Dr. Anthony Fauci, head of the National Institute of Allergy and Infectious Diseases (NIAID), defended his agency’s decision of awarding millions of dollars to an organization that has funded risky virus research in Wuhan, China.
The New York-based nonprofit, EcoHealth Alliance, received roughly $3 million in grants from the NIAID in late September, the largest annual amount that the agency has awarded the group, despite scrutiny over EcoHealth’s partnership with the Wuhan Institute of Virology, the facility that many believe may have started the COVID-19 pandemic.
“If something is peer-reviewed, gets a high recommendation for funding, you can’t arbitrarily decide, ‘I just don’t want to fund it’ because people don’t like them,” Fauci said in an Oct. 4 virtual webinar hosted by the University of Southern California’s Center for Health Journalism.
“If they ever brought that to court, they could sue us and win that in a microsecond. So you’ve got to be careful,” Fauci said earlier in the webinar.
The new grants come just weeks after the National Institutes of Health (NIH), to which NIAID belongs, terminated an Ecohealth sub-award to the Wuhan lab. The NIH told the House Oversight Committee that the Chinese facility had twice declined the agency’s requests to hand over laboratory records so that it could review the research.
Fending Off Criticism
The Wuhan facility, during the 2018 to 2019 grant period, conducted experiments that made bat coronaviruses more lethal, which some experts say met the definition of gain-of-function research—experiments that make a virus more deadly or infectious.
Asked why he was confident that “EcoHealth is a good funding partner” despite criticism about its lack of transparency over virus research, Fauci insisted that the two were separate matters.
“It’s kind of like saying that there is a grant from an institution in the United States, that something really bad about that grant, and therefore, you shouldn’t give any funding to any other element of that institution,” he said. “You’ve got to be fair, and you’ve got to go by process, not arbitrarily deciding whether you want to fund something or not.”
However, the new grants have drawn heavy backlash from Republican lawmakers who indicated that a COVID-19 origin probe would be a key priority if they win control of the House or Senate after the Nov. 8 midterm election.
In light of the new NIH grant, Sen. Joni Ernst (R-Iowa) introduced legislation on Sept. 29 that seeks to stop federal funding to EcoHealth.

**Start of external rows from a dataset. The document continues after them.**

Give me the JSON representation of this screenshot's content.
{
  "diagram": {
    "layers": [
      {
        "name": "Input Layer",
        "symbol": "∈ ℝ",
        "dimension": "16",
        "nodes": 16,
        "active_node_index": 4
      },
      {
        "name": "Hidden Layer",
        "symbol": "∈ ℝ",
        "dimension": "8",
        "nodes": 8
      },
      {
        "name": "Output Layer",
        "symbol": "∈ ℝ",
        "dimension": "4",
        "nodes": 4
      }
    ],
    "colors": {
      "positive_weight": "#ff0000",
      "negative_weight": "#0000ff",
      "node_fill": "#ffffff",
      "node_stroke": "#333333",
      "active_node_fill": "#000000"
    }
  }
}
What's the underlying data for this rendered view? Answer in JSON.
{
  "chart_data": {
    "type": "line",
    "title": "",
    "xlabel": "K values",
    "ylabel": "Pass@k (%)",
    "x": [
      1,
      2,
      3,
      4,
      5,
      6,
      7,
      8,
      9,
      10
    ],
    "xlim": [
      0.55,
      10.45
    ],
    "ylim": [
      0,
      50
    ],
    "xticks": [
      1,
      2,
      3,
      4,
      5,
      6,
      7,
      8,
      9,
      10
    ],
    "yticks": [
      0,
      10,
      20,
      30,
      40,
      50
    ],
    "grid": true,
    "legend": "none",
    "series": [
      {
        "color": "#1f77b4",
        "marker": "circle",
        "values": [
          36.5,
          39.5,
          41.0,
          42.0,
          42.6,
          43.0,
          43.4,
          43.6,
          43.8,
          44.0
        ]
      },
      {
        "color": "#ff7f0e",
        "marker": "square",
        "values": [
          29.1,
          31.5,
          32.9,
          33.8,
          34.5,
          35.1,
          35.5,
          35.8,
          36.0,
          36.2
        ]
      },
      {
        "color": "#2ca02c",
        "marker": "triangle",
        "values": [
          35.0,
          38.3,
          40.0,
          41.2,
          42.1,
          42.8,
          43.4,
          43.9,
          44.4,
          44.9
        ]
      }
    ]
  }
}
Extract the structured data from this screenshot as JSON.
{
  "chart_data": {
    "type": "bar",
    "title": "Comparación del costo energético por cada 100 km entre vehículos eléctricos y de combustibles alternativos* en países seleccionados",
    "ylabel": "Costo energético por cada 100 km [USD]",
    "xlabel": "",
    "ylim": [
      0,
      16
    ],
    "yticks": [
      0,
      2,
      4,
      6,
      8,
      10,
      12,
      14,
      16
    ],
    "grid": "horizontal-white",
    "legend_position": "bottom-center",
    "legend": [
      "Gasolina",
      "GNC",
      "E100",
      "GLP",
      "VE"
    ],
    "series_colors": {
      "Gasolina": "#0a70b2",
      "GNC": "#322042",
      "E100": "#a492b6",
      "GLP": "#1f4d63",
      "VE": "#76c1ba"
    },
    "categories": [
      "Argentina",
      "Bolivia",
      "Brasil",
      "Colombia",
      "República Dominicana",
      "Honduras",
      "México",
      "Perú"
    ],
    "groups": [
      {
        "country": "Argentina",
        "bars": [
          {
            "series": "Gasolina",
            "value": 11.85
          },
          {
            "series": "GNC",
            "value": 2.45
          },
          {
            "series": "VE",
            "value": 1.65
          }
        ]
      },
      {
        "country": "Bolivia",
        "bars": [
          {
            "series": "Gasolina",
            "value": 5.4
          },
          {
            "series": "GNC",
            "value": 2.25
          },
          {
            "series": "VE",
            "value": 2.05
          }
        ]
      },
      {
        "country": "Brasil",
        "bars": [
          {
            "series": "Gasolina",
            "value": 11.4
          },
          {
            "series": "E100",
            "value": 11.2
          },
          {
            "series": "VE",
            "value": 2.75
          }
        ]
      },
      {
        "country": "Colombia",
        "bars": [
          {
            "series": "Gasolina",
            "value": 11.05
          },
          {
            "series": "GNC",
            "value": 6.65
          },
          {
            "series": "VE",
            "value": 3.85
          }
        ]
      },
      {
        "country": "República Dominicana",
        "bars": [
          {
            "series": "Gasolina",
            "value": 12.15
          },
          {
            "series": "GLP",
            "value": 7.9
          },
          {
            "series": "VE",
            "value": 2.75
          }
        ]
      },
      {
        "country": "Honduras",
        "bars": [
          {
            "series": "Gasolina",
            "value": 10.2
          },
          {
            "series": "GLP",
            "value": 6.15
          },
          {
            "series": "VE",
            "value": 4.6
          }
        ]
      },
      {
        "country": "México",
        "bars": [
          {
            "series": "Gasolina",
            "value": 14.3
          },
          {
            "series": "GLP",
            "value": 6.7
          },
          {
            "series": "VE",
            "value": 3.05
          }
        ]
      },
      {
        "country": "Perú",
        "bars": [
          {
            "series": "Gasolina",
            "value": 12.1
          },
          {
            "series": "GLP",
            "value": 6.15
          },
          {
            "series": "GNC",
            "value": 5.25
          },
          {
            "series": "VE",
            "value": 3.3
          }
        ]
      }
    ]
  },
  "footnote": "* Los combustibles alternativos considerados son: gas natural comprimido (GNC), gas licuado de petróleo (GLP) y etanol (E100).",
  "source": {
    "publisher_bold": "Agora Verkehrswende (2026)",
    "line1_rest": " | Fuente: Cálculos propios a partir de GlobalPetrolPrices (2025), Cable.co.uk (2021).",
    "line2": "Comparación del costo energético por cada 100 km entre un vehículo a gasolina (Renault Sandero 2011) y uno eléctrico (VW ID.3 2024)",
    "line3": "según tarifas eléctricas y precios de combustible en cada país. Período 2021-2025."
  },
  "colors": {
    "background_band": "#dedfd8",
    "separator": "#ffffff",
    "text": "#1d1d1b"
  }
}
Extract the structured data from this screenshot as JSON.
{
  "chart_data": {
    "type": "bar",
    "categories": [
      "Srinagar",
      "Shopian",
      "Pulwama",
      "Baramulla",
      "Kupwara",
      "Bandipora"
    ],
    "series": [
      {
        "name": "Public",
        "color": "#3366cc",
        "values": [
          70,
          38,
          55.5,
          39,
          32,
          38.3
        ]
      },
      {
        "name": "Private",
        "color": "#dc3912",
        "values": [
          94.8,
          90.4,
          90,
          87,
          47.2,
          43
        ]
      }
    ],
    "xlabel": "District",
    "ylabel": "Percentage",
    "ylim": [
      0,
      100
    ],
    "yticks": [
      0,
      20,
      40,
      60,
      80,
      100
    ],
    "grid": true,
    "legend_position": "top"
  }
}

“Giving taxpayer money to EcoHealth to study pandemic prevention is like paying a suspected arsonist to conduct fire safety inspections,” she previously told The Epoch Times.
Rep. Cathy McMorris Rodgers (R-Wash.), the ranking Republican member of the House Committee on Energy and Commerce, called it “madness.”
“EcoHealth Alliance and Peter Daszak should not be getting a dime of taxpayer funds until they are completely transparent. Period,” she said in a statement.
Fauci, who’s retiring in December, said he would have “no problem” giving more testimony to a Republican-controlled Congress.
“I am a big believer in oversight,” he said.
Lab Leak Theory
Emails show that Fauci had sought to play down the lab leak theory in the early period of the pandemic. In April 2020, he told then-NIH director Francis Collins that the hypothesis is “a shiny object” that would go away in time.
At the event, Fauci stood by his comments in the email, saying that he didn’t think he misjudged the public’s ongoing interest in the lab leak theory.
“There’s always the concern, and I have kept a completely open mind about the possibility that there may have been a lab leak,” but the “lab leak is a theory with no evidence whatsoever,” he said.
Fauci cited an article, “The proximal origin of SARS-CoV-2,” published in March 2020 that argued in favor of a natural origin of COVID-19.
“I was part of the group that called together a bunch of experienced evolutionary virologists to seriously look at that,” he said. “They went over the epidemiological, the virological data, and they published in the peer review high ranked journals their conclusion that it is most likely a natural occurrence.”
Prior to the release of the paper, email communications between Fauci and Kristian Andersen, lead author of the paper, showed that Andersen had observed some unusual features making up the virus that causes COVID-19.
“One has to look really closely at all the sequences to see that some of the features (potentially) look engineered,” he told Fauci in an email on Jan. 31, 2020, a day before he and Fauci joined a conference call about the paper.
The March 2020 Nature article shows a number of edits compared to a February version that appeared online, with changes in language that strengthened the natural origins narrative.